Puzzles of the Week

THE CHALLENGE

Here is a systematic way of building up various counts.

Squares: A good place to start is with square numbers. It is easy to fill a square with 1, 4, and 9 squares by filling it, respectively, in a 1 by 1, 2 by 2, and 3 by 3 pattern.

Even Numbers: After some experimentation, you can create patterns for 6, 8, 10, or any other larger even number as follows. Start with a large square and then put smaller squares around two sides of it as in these drawings.

Replacing One Square: The next big step is to see that any one square in a solution can be replaced by any other existing solution. For example, this was done in producing the pattern for 7 in the introduction – the square in the bottom right corner for “4” was replaced with four smaller squares to produce “7.”.

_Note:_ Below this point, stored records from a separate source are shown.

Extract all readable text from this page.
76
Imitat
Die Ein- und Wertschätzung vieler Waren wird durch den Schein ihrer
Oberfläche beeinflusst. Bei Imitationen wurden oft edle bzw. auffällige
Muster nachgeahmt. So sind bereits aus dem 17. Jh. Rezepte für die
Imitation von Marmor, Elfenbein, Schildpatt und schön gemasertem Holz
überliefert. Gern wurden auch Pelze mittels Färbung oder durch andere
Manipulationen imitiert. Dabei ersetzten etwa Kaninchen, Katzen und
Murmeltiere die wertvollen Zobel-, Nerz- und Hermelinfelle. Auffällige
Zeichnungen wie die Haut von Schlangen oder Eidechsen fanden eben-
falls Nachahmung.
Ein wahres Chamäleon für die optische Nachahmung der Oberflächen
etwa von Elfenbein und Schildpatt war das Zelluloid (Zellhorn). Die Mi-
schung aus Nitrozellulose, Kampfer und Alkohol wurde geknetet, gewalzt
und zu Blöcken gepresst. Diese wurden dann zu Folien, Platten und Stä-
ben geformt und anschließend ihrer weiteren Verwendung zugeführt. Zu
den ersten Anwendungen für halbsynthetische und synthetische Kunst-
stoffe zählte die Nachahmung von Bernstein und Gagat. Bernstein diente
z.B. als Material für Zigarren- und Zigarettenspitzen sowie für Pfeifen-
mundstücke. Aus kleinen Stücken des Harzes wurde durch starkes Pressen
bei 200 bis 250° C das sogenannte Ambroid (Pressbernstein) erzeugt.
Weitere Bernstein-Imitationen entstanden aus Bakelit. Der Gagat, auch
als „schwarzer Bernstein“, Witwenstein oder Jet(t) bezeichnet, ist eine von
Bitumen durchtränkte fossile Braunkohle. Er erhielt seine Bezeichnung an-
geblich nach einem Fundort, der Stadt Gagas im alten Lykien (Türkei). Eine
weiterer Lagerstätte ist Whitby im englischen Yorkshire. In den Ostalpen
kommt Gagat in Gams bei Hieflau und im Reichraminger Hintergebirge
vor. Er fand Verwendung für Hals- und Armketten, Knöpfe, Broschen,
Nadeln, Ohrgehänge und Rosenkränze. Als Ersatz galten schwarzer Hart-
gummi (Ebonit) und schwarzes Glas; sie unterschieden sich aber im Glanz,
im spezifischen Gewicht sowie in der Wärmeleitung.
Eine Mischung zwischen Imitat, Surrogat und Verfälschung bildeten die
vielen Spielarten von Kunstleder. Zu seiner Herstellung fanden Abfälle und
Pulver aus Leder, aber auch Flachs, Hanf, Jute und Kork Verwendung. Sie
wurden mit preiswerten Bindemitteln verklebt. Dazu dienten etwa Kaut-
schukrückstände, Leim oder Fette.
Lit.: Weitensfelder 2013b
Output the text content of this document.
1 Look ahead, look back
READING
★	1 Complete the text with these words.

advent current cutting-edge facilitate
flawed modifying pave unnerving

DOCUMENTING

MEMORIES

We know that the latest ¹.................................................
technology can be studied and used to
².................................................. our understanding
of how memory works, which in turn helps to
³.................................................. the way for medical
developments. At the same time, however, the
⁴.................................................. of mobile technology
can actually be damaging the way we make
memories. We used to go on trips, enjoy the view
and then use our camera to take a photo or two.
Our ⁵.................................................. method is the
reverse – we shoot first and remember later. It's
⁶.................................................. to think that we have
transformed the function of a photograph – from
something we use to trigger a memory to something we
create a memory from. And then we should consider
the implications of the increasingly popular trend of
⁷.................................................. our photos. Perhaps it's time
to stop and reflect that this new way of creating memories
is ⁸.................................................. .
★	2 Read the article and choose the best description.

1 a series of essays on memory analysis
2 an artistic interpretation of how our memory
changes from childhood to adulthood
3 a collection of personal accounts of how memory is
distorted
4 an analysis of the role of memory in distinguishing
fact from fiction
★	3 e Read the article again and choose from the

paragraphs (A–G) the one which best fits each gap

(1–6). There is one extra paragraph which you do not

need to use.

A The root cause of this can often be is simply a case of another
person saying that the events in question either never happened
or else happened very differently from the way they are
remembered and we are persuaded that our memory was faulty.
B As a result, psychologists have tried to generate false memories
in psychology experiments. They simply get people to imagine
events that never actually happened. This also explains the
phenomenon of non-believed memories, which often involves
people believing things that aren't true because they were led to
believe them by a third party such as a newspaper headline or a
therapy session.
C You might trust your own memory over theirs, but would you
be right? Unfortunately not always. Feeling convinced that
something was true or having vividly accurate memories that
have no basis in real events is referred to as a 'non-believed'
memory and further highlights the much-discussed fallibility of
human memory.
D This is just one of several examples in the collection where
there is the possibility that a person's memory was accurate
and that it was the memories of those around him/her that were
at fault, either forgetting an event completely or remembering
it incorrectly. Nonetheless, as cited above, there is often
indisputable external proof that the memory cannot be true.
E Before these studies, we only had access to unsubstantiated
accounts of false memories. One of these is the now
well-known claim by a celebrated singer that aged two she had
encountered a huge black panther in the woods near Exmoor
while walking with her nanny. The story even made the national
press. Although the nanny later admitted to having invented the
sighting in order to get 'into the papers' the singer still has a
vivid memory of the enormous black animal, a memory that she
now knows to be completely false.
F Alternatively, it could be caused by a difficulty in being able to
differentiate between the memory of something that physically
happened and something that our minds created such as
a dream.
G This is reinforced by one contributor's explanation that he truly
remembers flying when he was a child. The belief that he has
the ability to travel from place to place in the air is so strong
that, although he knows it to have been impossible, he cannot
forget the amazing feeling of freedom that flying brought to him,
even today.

Whenever one square is replaced by four squares, that will increase the total square count by 3. Start with the list of solutions using square numbers and even numbers: 1, 4, 6, 8, 9, 10, 12, 14, and 16, and then add 3 to each entry on that list to get 4, 7, 9, 11, 12, 13, 15, and 17. Combining these two lists gives all the possibilities up through 17: 1, 4, 6, 7, 8, 9, 10, 11, 12, 13, 14, 15, 16, and 17. Using these ideas, every number above 17 is easy enough, and so we reach the conclusion that:

Answer: Every number is possible except 2, 3, and 5.

EXPLORATION

Some of these numbers can be produced in more than one way. For example, 9 can be done as a 3 by 3 pattern or as 6 plus three more.

There are many other patterns that can be created that are not made in the same way as these examples. For example, you can start with a 4 by 4 square and group 2 by 2 collections of squares into single 2 by 2 squares – each time you do that you will reduce the total count by 3.